April 15, 2019

|Daniel A. White

The Federal Reserve increased interest rates in quarter-point increments four times last year. The same plan was expected to take place in 2019 while the Fed also sold $50 billion worth of bonds per month.

The conventional thinking was that this strategy would further stabilize the economy and set the conditions for long-term, sustainable growth.

Well, all that’s out the window now.

The Fed changed course and said there will be no rate hikes in 2019, and perhaps none in 2020. The policy body also said it would trim its bond selling program in May and then end it altogether in September.

The Fed went from hawk to dove. What happened? Several things.

First, President Trump appointed Richard Clarida to the Fed, and he is now a vice chair on the Federal Open Market Committee. He and chairman Jerome Powell are doveish on monetary policy, shifting the committee’s overall balance.

The Fed also saw significant tightening in the credit market late last year, which can be viewed as economically limiting. The rising U.S. dollar didn’t help that situation any. And when you factor in the government shutdown, you’ve got a scary situation.

Second, core inflation unexpectedly stopped rising toward the Fed’s 2 percent target. It even started falling.

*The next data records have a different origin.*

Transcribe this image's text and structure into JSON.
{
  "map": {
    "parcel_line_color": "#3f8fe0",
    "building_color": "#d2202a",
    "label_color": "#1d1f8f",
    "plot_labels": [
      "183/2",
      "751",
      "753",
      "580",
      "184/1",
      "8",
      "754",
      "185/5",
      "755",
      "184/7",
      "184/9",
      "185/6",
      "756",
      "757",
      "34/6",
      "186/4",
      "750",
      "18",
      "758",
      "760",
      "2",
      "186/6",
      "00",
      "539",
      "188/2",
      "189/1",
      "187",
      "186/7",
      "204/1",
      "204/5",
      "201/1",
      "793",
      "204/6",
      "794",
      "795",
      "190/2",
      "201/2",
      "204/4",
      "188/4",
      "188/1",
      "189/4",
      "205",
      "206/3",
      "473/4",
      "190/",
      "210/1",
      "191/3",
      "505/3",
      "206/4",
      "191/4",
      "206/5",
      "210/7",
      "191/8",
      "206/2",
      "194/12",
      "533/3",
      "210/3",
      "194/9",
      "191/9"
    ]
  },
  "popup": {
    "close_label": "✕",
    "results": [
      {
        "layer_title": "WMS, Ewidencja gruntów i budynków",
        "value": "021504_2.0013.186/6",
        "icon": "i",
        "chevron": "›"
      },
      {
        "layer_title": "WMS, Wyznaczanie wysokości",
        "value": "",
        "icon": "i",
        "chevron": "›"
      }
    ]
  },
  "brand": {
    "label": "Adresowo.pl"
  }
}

This made the Fed reconsider its entire rate-hike strategy, which relied on low unemployment to increase inflation.

Lastly, the decreased growth outlook here and abroad, along with trade wars, seem to have forced the Fed into action somewhat. Act now before it’s too late? Perhaps.

So, we’re on a new path. Thankfully, the markets and economy seem to have responded favorably, thus far. Hopefully that continues, though it’s no sure thing.